We work in partnership to have a bigger impact for wildlife. closely with schools, colleges and universities, with hundreds of farmers and landowners, fishermen and divers; with thousands of companies, big and small;  with community groups and other environmental organisations;  with lotteries, charitable trusts and foundations;  with politicians from across the political spectrum;  with local and national governments;  and more.

Our vision

Living Landscapes

Our work to create and reconnect habitats to make whole landscapes that work for wildlife.

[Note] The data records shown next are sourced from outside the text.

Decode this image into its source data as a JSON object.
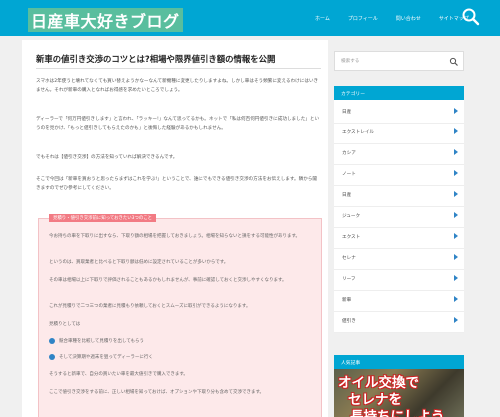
{
  "header": {
    "site_title": "日産車大好きブログ",
    "nav": [
      "ホーム",
      "プロフィール",
      "問い合わせ",
      "サイトマップ"
    ]
  },
  "article": {
    "title": "新車の値引き交渉のコツとは?相場や限界値引き額の情報を公開",
    "paragraphs": [
      "スマホは2年使うと壊れてなくても買い替えようかなーなんて新機種に変更したりしますよね。しかし車はそう頻繁に変えるわけにはいきません。それが新車の購入となればお得感を求めたいところでしょう。",
      "ディーラーで「何万円値引きします」と言われ、「ラッキー!」なんて思ってるかも。ネットで「私は何百何円値引きに成功しました」というのを見かけ、「もっと値引きしてもらえたのかも」と後悔した経験があるかもしれません。",
      "でもそれは【値引き交渉】の方法を知っていれば解決できるんです。",
      "そこで今回は「新車を買おうと思ったらまずはこれを学ぶ!」ということで、誰にでもできる値引き交渉の方法をお伝えします。隣から聞きますのでぜひ参考にしてください。"
    ]
  },
  "box": {
    "label": "見積り・値引き交渉前に知っておきたい3つのこと",
    "lines": [
      "今お持ちの車を下取りに出すなら、下取り額の相場を把握しておきましょう。相場を知らないと損をする可能性があります。",
      "というのは、買取業者と比べると下取り額は低めに設定されていることが多いからです。",
      "その車は相場以上に下取りで評価されることもあるかもしれませんが、事前に確認しておくと交渉しやすくなります。",
      "これが見積りで二つ三つの業者に見積もり依頼しておくとスムーズに取引ができるようになります。",
      "見積りとしては"
    ],
    "checks": [
      "競合車種を比較して見積りを出してもらう",
      "そして決算期や週末を狙ってディーラーに行く"
    ],
    "after_lines": [
      "そうすると新車で、自分の買いたい車を最大値引きで購入できます。",
      "ここで値引き交渉をする前に、正しい相場を知っておけば、オプションや下取り分も含めて交渉できます。"
    ]
  },
  "sidebar": {
    "search_placeholder": "検索する",
    "category_title": "カテゴリー",
    "categories": [
      "日産",
      "エクストレイル",
      "カシア",
      "ノート",
      "日産",
      "ジューク",
      "エクスト",
      "セレナ",
      "リーフ",
      "新車",
      "値引き"
    ],
    "popular_title": "人気記事",
    "popular_thumb_lines": [
      "オイル交換で",
      "セレナを",
      "長持ちにしよう"
    ]
  }
}
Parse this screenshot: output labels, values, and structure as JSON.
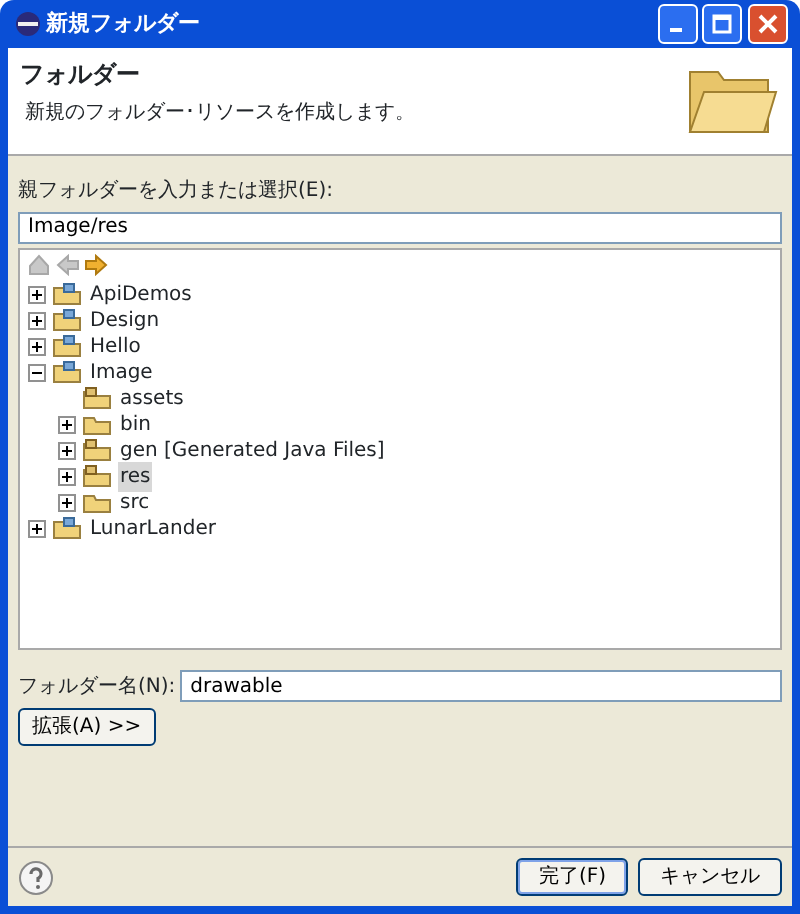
{
  "window": {
    "title": "新規フォルダー"
  },
  "header": {
    "title": "フォルダー",
    "description": "新規のフォルダー･リソースを作成します。"
  },
  "parent": {
    "label": "親フォルダーを入力または選択(E):",
    "value": "Image/res"
  },
  "tree_toolbar": [
    {
      "kind": "home",
      "disabled": true
    },
    {
      "kind": "back",
      "disabled": true
    },
    {
      "kind": "forward",
      "disabled": false
    }
  ],
  "tree": [
    {
      "label": "ApiDemos",
      "kind": "project",
      "expanded": false,
      "selected": false
    },
    {
      "label": "Design",
      "kind": "project",
      "expanded": false,
      "selected": false
    },
    {
      "label": "Hello",
      "kind": "project",
      "expanded": false,
      "selected": false
    },
    {
      "label": "Image",
      "kind": "project",
      "expanded": true,
      "selected": false,
      "children": [
        {
          "label": "assets",
          "kind": "source-folder",
          "selected": false
        },
        {
          "label": "bin",
          "kind": "folder",
          "expanded": false,
          "selected": false
        },
        {
          "label": "gen [Generated Java Files]",
          "kind": "source-folder",
          "expanded": false,
          "selected": false
        },
        {
          "label": "res",
          "kind": "source-folder",
          "expanded": false,
          "selected": true
        },
        {
          "label": "src",
          "kind": "folder",
          "expanded": false,
          "selected": false
        }
      ]
    },
    {
      "label": "LunarLander",
      "kind": "project",
      "expanded": false,
      "selected": false
    }
  ],
  "folder_name": {
    "label": "フォルダー名(N):",
    "value": "drawable"
  },
  "advanced_button": "拡張(A) >>",
  "buttons": [
    {
      "label": "完了(F)",
      "default": true
    },
    {
      "label": "キャンセル",
      "default": false
    }
  ]
}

http://web.archive.org/web/20180712182754/https://www.wildlifetrusts.org/about-us

As with the National Trust and others, this going woke has been forced onto members by a new breed of management at the Trust.

A new CEO was appointed in April 2020, Craig Bennett self described as an environmental campaigner, who had previously led climate campaigns. His previous role was as CEO of Friends of the Earth, which tells us all we need to know.

His predecessor, Stephanie Hilborne OBE, had been in the post for fifteen years. She was remarkably successful in her campaigns to create Marine Conservation Zones and restore wildlife habitats. In other words, exactly the sort of things hundreds of thousands of members had worked so hard for over many decades.

Worse still, in 2022 they appointed Kathryn Brown as their first director of climate action. Craig Bennett applauded her new role:

As The Wildlife Trusts work to tackle the twin nature and climate emergencies Kathryn Brown’s experience will be invaluable – we’re absolutely delighted that she’s agreed to join our team.

“Too many climate records are breaking as the world warms, and though the natural world should be our ally in the fight against climate change, too many of our natural habitats are now so degraded they are unable to store carbon. We need to get serious about tackling these environmental crises by putting nature in recovery across 30% of land and sea by 2030.”

Kathryn Brown just so happens to have arrived from the Climate Change Committee!

The outcome is that the Wildlife Trust no longer has much interest in the concerns and ideals of its ordinary members.

To those running it, the Trust is just another means to push their warped, extremist agenda.